Example 3: Load the value at address 0x7C00
into eax
mov eax, dword [0x7C00]
In assembly we surround memory addresses in square brackets ([
and ]
), for example [1024]
represents the data at address 1024. We aren’t limited to hard-coded addresses - we can also use the value in a register as an address:
Example 4: Load the value at address 0x7C00 + 16
into eax
mov esi, 0x7C00
add esi, 16
mov eax, dword [esi]
x86 adds one more trick: we can use some simple expressions when computing addresses:
Example 5: Load the value at address 0x7C00 + 16
into eax
mov eax, dword [0x7C00 + 16]
Specifying Size
As was mentioned previously, in order to access memory in assembly we must tell the assembler the size of the memory we wish to access. In NASM that is achieved simply by putting byte
(1 bytes), word
(2 bytes), or dword
(4 bytes) before the square brackets:
Example 6: Load the value at address 0x7C00 + 16
into eax
mov al, byte [0x7C00]
mov ax, word [0x7C00]
mov eax, dword [0x7C00]
Notes on Assembly Syntax
All variants of x86 assembly language follow one of two styles: AT&T syntax or Intel syntax.
So far we have been using Intel-syntax assembly. AT&T syntax swaps the source and destination parameters,
often requires giving explicit sizes to instructions, and adds special symbols to indicate registers (%
) and
immediate values ($
). For example, mov eax, 3
in Intel syntax becomes movl $3, %eax
in AT&T syntax.
As AT&T syntax is commonly seen to be much less readable (by humans!), we will only be using Intel syntax in this workshop.

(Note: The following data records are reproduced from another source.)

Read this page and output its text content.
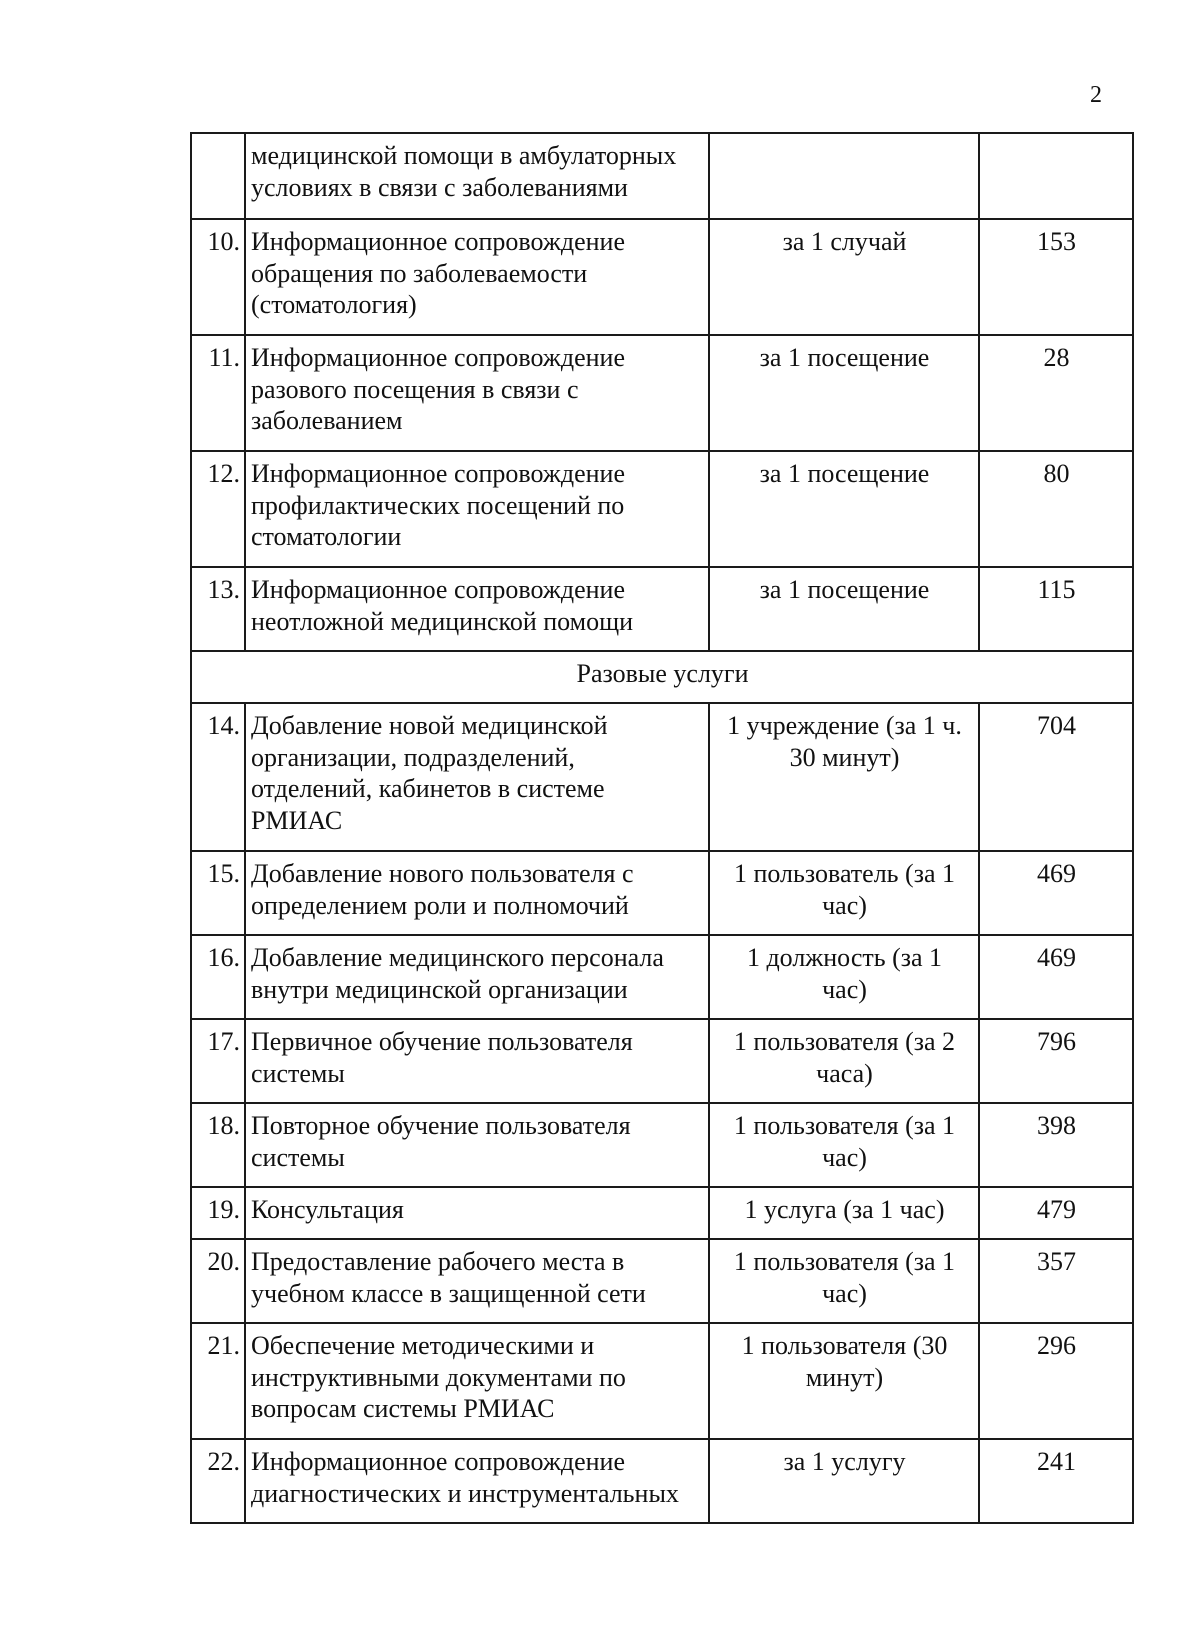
2

	медицинской помощи в амбулаторных
условиях в связи с заболеваниями		

10.	Информационное сопровождение
обращения по заболеваемости
(стоматология)	за 1 случай	153
11.	Информационное сопровождение
разового посещения в связи с
заболеванием	за 1 посещение	28
12.	Информационное сопровождение
профилактических посещений по
стоматологии	за 1 посещение	80
13.	Информационное сопровождение
неотложной медицинской помощи	за 1 посещение	115
Разовые услуги			
14.	Добавление новой медицинской
организации, подразделений,
отделений, кабинетов в системе
РМИАС	1 учреждение (за 1 ч.
30 минут)	704
15.	Добавление нового пользователя с
определением роли и полномочий	1 пользователь (за 1
час)	469
16.	Добавление медицинского персонала
внутри медицинской организации	1 должность (за 1
час)	469
17.	Первичное обучение пользователя
системы	1 пользователя (за 2
часа)	796
18.	Повторное обучение пользователя
системы	1 пользователя (за 1
час)	398
19.	Консультация	1 услуга (за 1 час)	479
20.	Предоставление рабочего места в
учебном классе в защищенной сети	1 пользователя (за 1
час)	357
21.	Обеспечение методическими и
инструктивными документами по
вопросам системы РМИАС	1 пользователя (30
минут)	296
22.	Информационное сопровождение
диагностических и инструментальных	за 1 услугу	241
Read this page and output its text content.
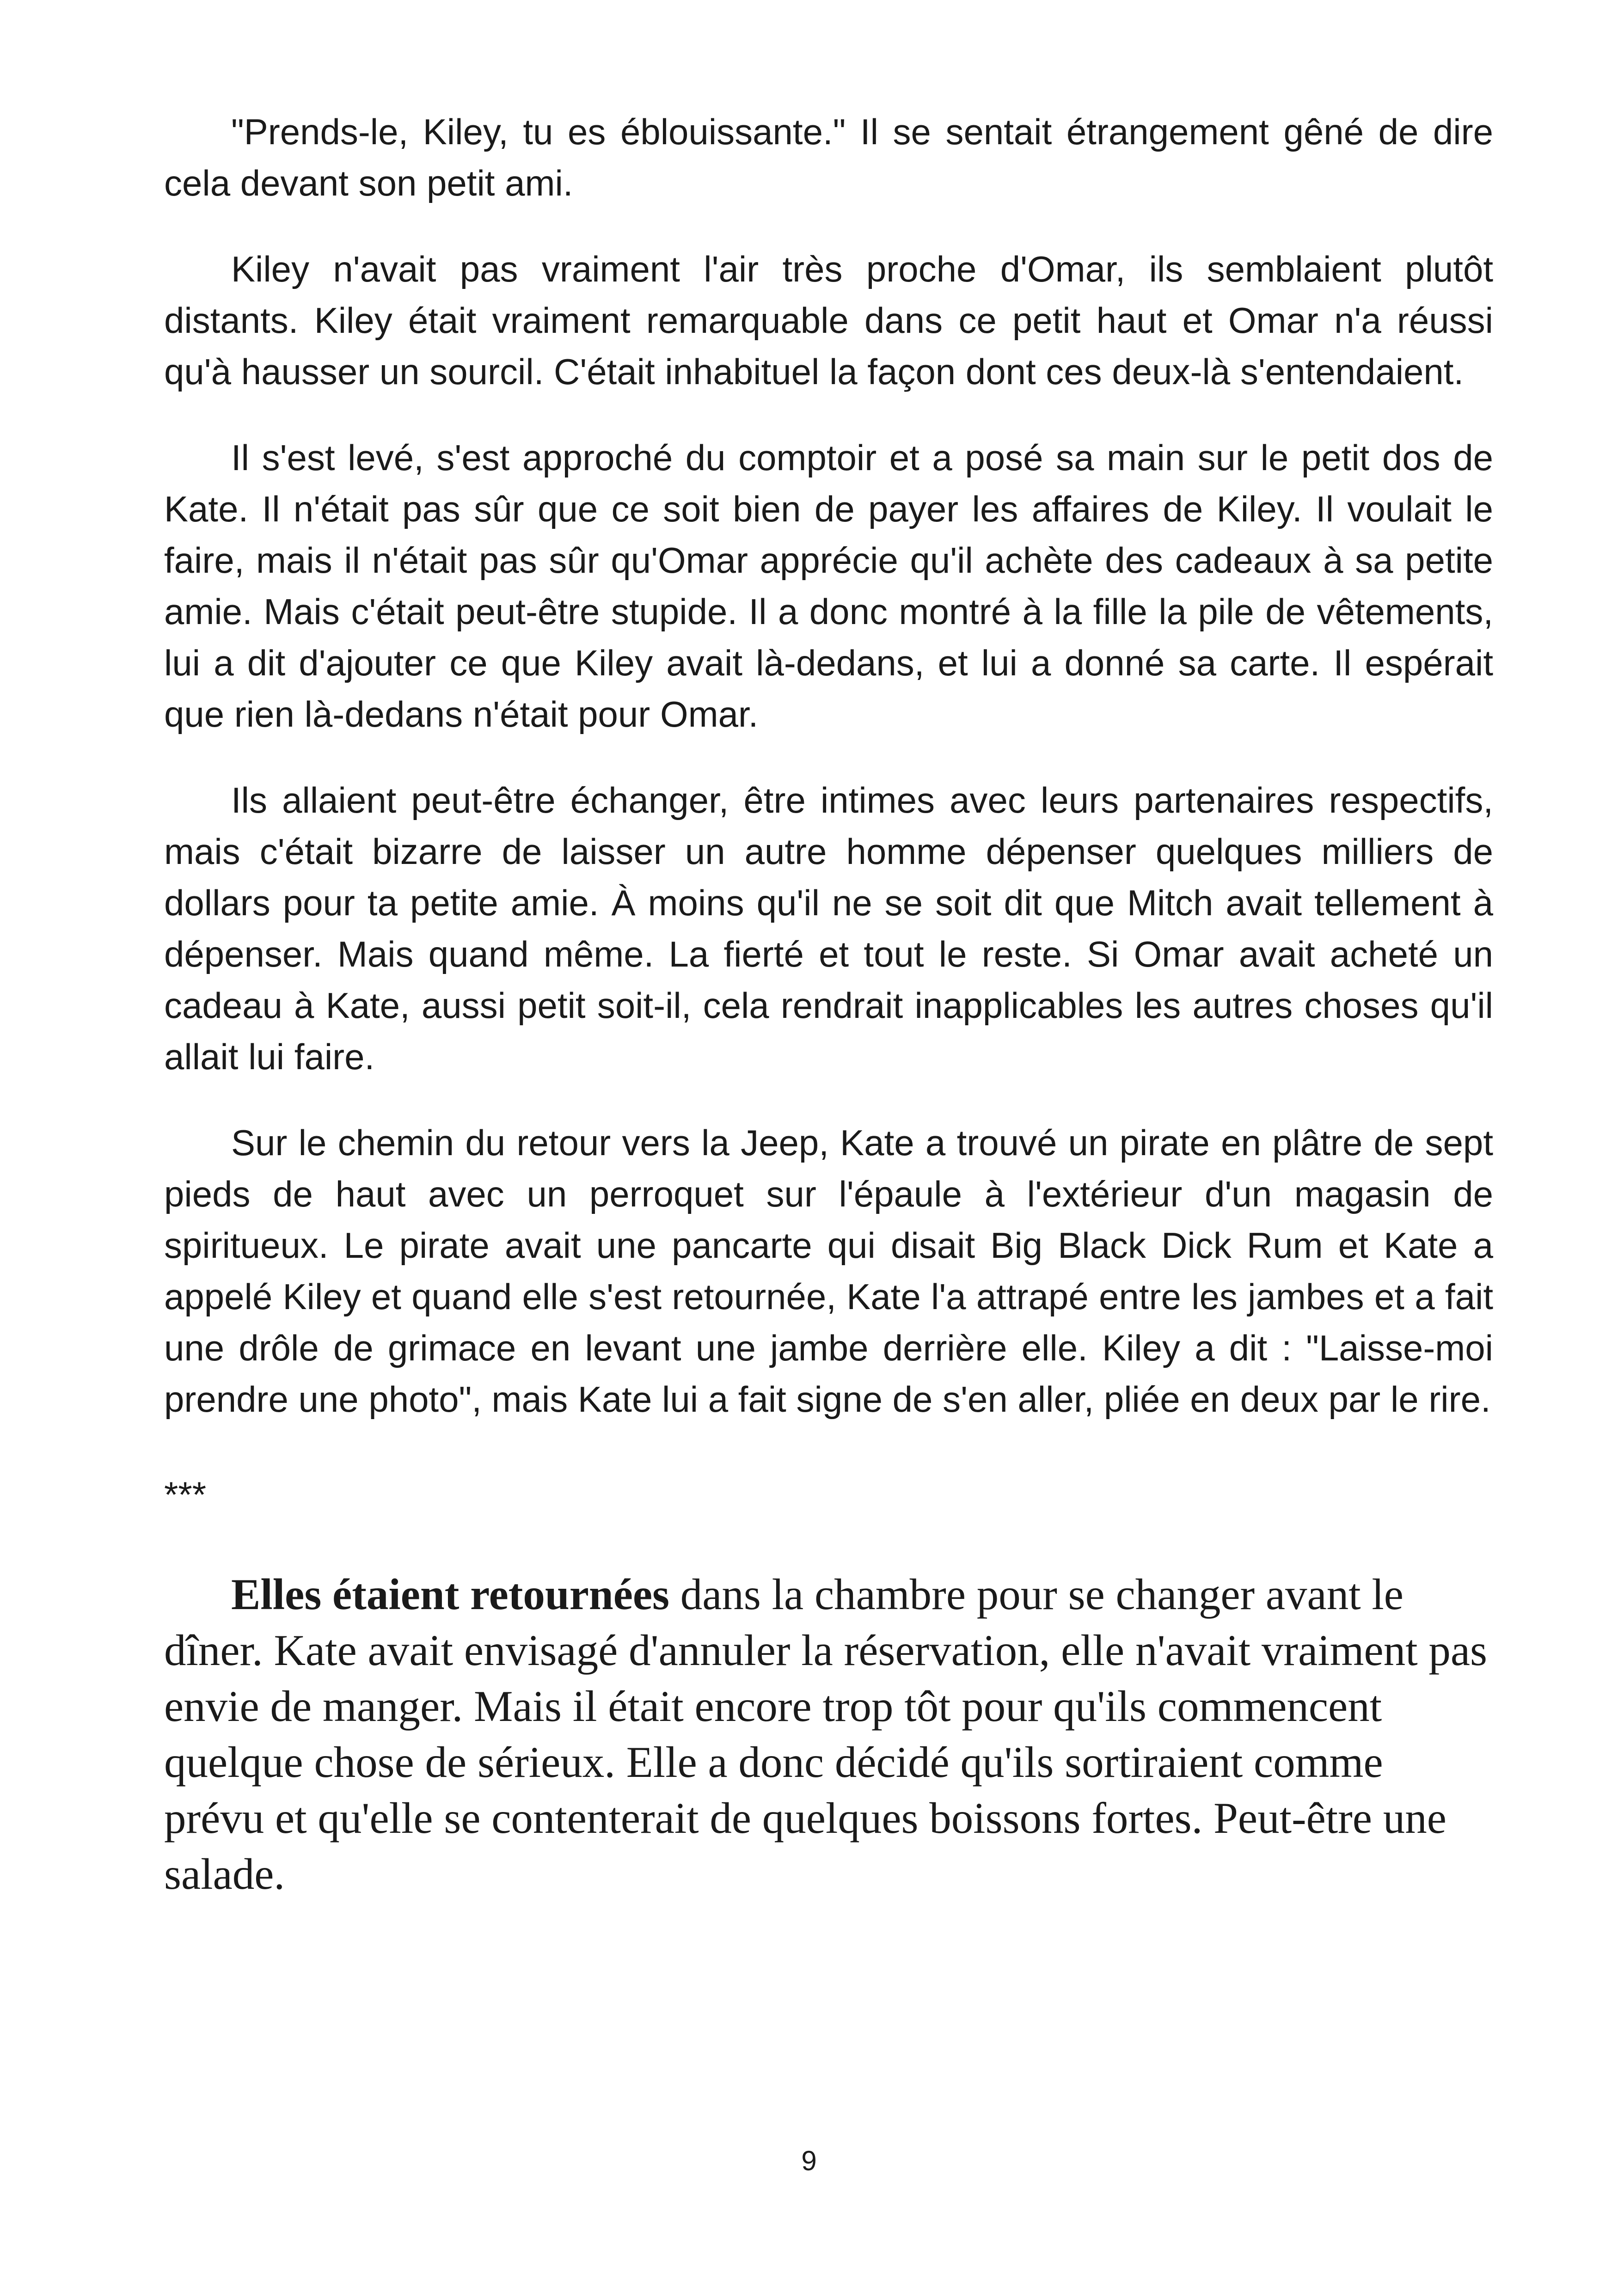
"Prends-le, Kiley, tu es éblouissante." Il se sentait étrangement gêné de dire cela devant son petit ami.

Kiley n'avait pas vraiment l'air très proche d'Omar, ils semblaient plutôt distants. Kiley était vraiment remarquable dans ce petit haut et Omar n'a réussi qu'à hausser un sourcil. C'était inhabituel la façon dont ces deux-là s'entendaient.

Il s'est levé, s'est approché du comptoir et a posé sa main sur le petit dos de Kate. Il n'était pas sûr que ce soit bien de payer les affaires de Kiley. Il voulait le faire, mais il n'était pas sûr qu'Omar apprécie qu'il achète des cadeaux à sa petite amie. Mais c'était peut-être stupide. Il a donc montré à la fille la pile de vêtements, lui a dit d'ajouter ce que Kiley avait là-dedans, et lui a donné sa carte. Il espérait que rien là-dedans n'était pour Omar.

Ils allaient peut-être échanger, être intimes avec leurs partenaires respectifs, mais c'était bizarre de laisser un autre homme dépenser quelques milliers de dollars pour ta petite amie. À moins qu'il ne se soit dit que Mitch avait tellement à dépenser. Mais quand même. La fierté et tout le reste. Si Omar avait acheté un cadeau à Kate, aussi petit soit-il, cela rendrait inapplicables les autres choses qu'il allait lui faire.

Sur le chemin du retour vers la Jeep, Kate a trouvé un pirate en plâtre de sept pieds de haut avec un perroquet sur l'épaule à l'extérieur d'un magasin de spiritueux. Le pirate avait une pancarte qui disait Big Black Dick Rum et Kate a appelé Kiley et quand elle s'est retournée, Kate l'a attrapé entre les jambes et a fait une drôle de grimace en levant une jambe derrière elle. Kiley a dit : "Laisse-moi prendre une photo", mais Kate lui a fait signe de s'en aller, pliée en deux par le rire.

***

Elles étaient retournées dans la chambre pour se changer avant le dîner. Kate avait envisagé d'annuler la réservation, elle n'avait vraiment pas envie de manger. Mais il était encore trop tôt pour qu'ils commencent quelque chose de sérieux. Elle a donc décidé qu'ils sortiraient comme prévu et qu'elle se contenterait de quelques boissons fortes. Peut-être une salade.

9
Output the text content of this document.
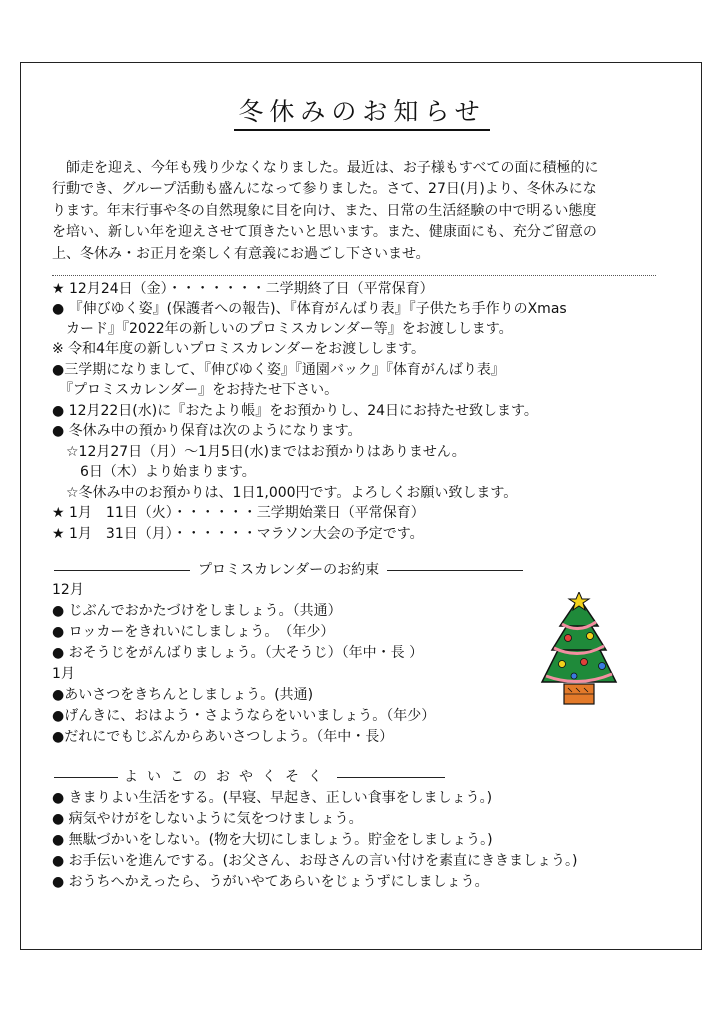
冬休みのお知らせ

　師走を迎え、今年も残り少なくなりました。最近は、お子様もすべての面に積極的に

行動でき、グループ活動も盛んになって参りました。さて、27日(月)より、冬休みにな

ります。年末行事や冬の自然現象に目を向け、また、日常の生活経験の中で明るい態度

を培い、新しい年を迎えさせて頂きたいと思います。また、健康面にも、充分ご留意の

上、冬休み・お正月を楽しく有意義にお過ごし下さいませ。

★ 12月24日（金）・・・・・・・二学期終了日（平常保育）
● 『伸びゆく姿』(保護者への報告)、『体育がんばり表』『子供たち手作りのXmas
　カード』『2022年の新しいのプロミスカレンダー等』をお渡しします。
※ 令和4年度の新しいプロミスカレンダーをお渡しします。
●三学期になりまして、『伸びゆく姿』『通園バック』『体育がんばり表』
　『プロミスカレンダー』をお持たせ下さい。
● 12月22日(水)に『おたより帳』をお預かりし、24日にお持たせ致します。
● 冬休み中の預かり保育は次のようになります。
　☆12月27日（月）～1月5日(水)まではお預かりはありません。
　　6日（木）より始まります。
　☆冬休み中のお預かりは、1日1,000円です。よろしくお願い致します。
★ 1月　11日（火）・・・・・・三学期始業日（平常保育）
★ 1月　31日（月）・・・・・・マラソン大会の予定です。
プロミスカレンダーのお約束
12月
● じぶんでおかたづけをしましょう。（共通）
● ロッカーをきれいにしましょう。　（年少）
● おそうじをがんばりましょう。（大そうじ）（年中・長 ）
1月
●あいさつをきちんとしましょう。(共通)
●げんきに、おはよう・さようならをいいましょう。（年少）
●だれにでもじぶんからあいさつしよう。（年中・長）
よいこのおやくそく
● きまりよい生活をする。(早寝、早起き、正しい食事をしましょう。)
● 病気やけがをしないように気をつけましょう。
● 無駄づかいをしない。(物を大切にしましょう。貯金をしましょう。)
● お手伝いを進んでする。(お父さん、お母さんの言い付けを素直にききましょう。)
● おうちへかえったら、うがいやてあらいをじょうずにしましょう。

GAS (the GNU assembler) and objdump and other GNU tools use AT&T-syntax assembly, although you can usually set a command-line option to use Intel syntax instead.
Examples
Comments
NOP ; The NOP instruction does nothing.
Adding 1 to the value stored in edx
INC edx
Performing 1024 * 5 and storing the result in eax
Division and multiplication are special in x86 (for historic reasons) and they always use EAX
as the destination operand. This means that they use EAX
as an automatic first argument
and the result will be stored in EAX
. The EDX
register will also be modified.
MOV eax, 1024
MOV ebx, 5
MUL ebx
Performing 1024 / 5 and storing the result in eax
See the previous example for details on how division works.
The EDX
register will contain the remainder.
MOV eax, 1024
MOV ebx, 5
DIV ebx
Zeroing the 3rd byte in edi
MOV eax, 255
SHL eax, 16
NOT eax
AND edi, eax
Loading the value at address 0x7C00
into eax
MOV eax, dword [0x7C00]
Exercises
To complete these exercises you should use an assembler. In this workshop, we’re using nasm
. To get started, clone this repo. For each exercise create a new file ending with .asm
.
- Run
bash
- Clone the exercise repository (
git clone https://github.com/jsren/os-workshop-ex1
) cd
into the os-workshop-ex1 directory- Create a new file for your code
- Write your code
- If you wish to print a number, make sure the value is in
EAX
and add the instructioncall print_number
- If you wish to print a string, make sure the address of the string is in
EAX
and the length of the string is inEBX
and add the instructioncall print_string
- Run
nasm -p utils.asm -f elf <your filename> -o <output>
Example
number.asm
mov eax, 3
call print_number
string.asm
my_string: db "Hello World"
mov eax, my_string
mov ebx, 11
call print_number
Assembling and running
$ nasm -p utils.asm number.asm -o number
$ ./number
3
$
Exercise 1
Write assembly to add two numbers together.